The analysis of numerical results shows that, in the central part of the Bay of Biscay, the dominant mechanism in the storm surge generation was the SW-oriented winds, which drove an Ekman pumping. This phenomenon corresponds to water transport to the right of the wind direction, due to the Coriolis Effect. The comparison between a quadratic parameterization (wind-dependant only) and a wave-dependant parameterization to compute the wind-induced stress revealed that the storm surge was much more realistically predicted when taking waves into account (Figure 2A). This wind stress is computed based on the wind friction velocity U*, also defined as the ratio between the wave phase speed and the wave age. This friction velocity is thus very important in the presence of young and steep waves, which increase the ocean roughness (Figure 2B). Such young waves were related to the unusual track of Xynthia, which crossed the Bay of Biscay from SW to NE, thereby reducing the fetch to a few hundred kilometers only.

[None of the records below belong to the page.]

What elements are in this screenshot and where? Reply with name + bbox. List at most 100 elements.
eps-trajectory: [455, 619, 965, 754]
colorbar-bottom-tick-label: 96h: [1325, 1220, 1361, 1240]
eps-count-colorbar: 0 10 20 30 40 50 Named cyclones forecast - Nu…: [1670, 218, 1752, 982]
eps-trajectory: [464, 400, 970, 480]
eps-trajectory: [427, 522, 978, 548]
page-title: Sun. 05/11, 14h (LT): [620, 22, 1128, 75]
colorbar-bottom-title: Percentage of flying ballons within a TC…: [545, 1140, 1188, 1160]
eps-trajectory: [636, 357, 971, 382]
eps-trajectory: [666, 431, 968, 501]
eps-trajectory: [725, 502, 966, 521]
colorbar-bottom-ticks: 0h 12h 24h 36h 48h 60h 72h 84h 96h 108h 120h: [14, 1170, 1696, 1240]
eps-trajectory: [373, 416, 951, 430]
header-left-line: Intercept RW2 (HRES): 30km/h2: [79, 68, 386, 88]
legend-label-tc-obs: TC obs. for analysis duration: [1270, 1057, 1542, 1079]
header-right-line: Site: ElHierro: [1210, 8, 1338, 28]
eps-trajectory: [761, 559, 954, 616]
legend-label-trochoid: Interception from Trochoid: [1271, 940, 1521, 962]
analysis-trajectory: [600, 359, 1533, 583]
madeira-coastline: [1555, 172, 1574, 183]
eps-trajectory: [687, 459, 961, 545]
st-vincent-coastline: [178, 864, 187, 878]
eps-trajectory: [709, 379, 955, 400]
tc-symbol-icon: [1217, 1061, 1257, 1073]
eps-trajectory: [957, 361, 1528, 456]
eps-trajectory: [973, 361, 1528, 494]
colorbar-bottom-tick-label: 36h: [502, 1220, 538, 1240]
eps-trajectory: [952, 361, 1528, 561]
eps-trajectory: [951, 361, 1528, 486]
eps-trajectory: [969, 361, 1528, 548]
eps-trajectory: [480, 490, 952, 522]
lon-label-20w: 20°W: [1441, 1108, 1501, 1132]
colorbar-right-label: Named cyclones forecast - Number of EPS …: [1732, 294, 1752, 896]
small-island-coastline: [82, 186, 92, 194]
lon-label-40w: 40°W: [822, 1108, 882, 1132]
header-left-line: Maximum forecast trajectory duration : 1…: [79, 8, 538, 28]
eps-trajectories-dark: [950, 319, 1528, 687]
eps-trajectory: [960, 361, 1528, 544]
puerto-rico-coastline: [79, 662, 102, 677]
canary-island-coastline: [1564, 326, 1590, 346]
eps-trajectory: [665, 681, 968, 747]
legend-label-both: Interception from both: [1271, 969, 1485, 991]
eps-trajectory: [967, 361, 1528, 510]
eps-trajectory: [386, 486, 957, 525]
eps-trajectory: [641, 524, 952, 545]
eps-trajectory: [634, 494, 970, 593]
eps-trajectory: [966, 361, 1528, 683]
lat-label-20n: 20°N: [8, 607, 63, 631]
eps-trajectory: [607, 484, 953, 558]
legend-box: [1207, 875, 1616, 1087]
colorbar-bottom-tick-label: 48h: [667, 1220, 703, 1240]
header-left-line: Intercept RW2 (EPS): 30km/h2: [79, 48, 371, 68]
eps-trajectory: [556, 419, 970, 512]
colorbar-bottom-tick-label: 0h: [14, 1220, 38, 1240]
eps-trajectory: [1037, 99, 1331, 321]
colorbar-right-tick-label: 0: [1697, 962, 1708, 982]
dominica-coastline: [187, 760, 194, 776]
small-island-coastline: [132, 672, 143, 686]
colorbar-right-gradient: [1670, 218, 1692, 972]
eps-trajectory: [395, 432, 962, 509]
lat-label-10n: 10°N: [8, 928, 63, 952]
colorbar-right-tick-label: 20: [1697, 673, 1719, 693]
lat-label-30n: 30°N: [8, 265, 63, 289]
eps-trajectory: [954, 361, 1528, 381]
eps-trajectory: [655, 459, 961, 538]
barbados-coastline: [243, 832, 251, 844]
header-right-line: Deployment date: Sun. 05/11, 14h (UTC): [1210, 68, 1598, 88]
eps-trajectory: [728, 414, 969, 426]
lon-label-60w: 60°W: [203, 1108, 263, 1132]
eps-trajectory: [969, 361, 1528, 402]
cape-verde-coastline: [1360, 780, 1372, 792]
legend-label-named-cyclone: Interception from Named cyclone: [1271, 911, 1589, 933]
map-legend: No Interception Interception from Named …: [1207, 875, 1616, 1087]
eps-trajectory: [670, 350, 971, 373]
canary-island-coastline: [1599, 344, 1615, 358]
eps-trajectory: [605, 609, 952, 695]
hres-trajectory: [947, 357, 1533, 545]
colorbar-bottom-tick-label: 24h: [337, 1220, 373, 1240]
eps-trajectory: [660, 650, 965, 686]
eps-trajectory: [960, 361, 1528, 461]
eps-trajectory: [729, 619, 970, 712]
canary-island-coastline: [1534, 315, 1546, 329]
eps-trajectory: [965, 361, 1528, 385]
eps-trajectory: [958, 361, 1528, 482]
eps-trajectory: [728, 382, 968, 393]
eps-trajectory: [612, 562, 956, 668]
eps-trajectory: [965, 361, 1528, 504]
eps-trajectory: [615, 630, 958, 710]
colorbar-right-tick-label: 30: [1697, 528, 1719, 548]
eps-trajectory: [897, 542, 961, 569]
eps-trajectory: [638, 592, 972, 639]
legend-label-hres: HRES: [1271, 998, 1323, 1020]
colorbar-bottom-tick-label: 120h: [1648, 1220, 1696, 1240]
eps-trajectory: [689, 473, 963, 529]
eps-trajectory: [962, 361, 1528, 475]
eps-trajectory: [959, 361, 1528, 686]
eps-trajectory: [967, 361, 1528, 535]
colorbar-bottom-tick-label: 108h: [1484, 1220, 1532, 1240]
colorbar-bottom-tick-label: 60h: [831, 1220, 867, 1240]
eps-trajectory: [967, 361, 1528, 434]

Figure 2. (A) Comparison between the storm surge predicted in La Pallice with a quadratic parameterization (red), a wave-dependant parameterization (black), showing that the second matches much better with the observations (blue). (B) Wind friction velocity (black) used to compute the wind stress and wave age (blue) showing a drop during Xynthia.

Finally, field data as well as numerical results show the occurrence of 6-hour oscillations in the storm surge signal, the height of which reaches 0.4 m in the central part of the Bay of Biscay (Figure 1, blue curve). This 6-hour period corresponds to the resonance period of the continental shelf in the central part of the Bay of Biscay. The researchers of LIENSs have interpreted this phenomenon as resulting from the fast displacement of Xynthia (15-20 m/s) in the Bay of Biscay, which induced a perturbation of the free-surface elevation with a significant amount of energy around the resonant frequency. This energy was then amplified by resonance on the shelf. Works in progress suggest that this phenomenon could be valid at other places around the world’s coastlines, such as the central part of the Gulf of Mexico, of for other long waves, such as tsunamis.

- Tolman H. L., 2009. User manual and system documentation of WAVEWATCH III version 3.14. NOAA/NWS/NCEP/MMAB Technical Note 276, 194 pp.
- Zhang, Y. L. and A. M. Baptista, 2008. SELFE: A semi-implicit Eulerian-Lagrangian finite-element model for cross-scale ocean circulation. Ocean Modelling, 21(3-4), 71-96.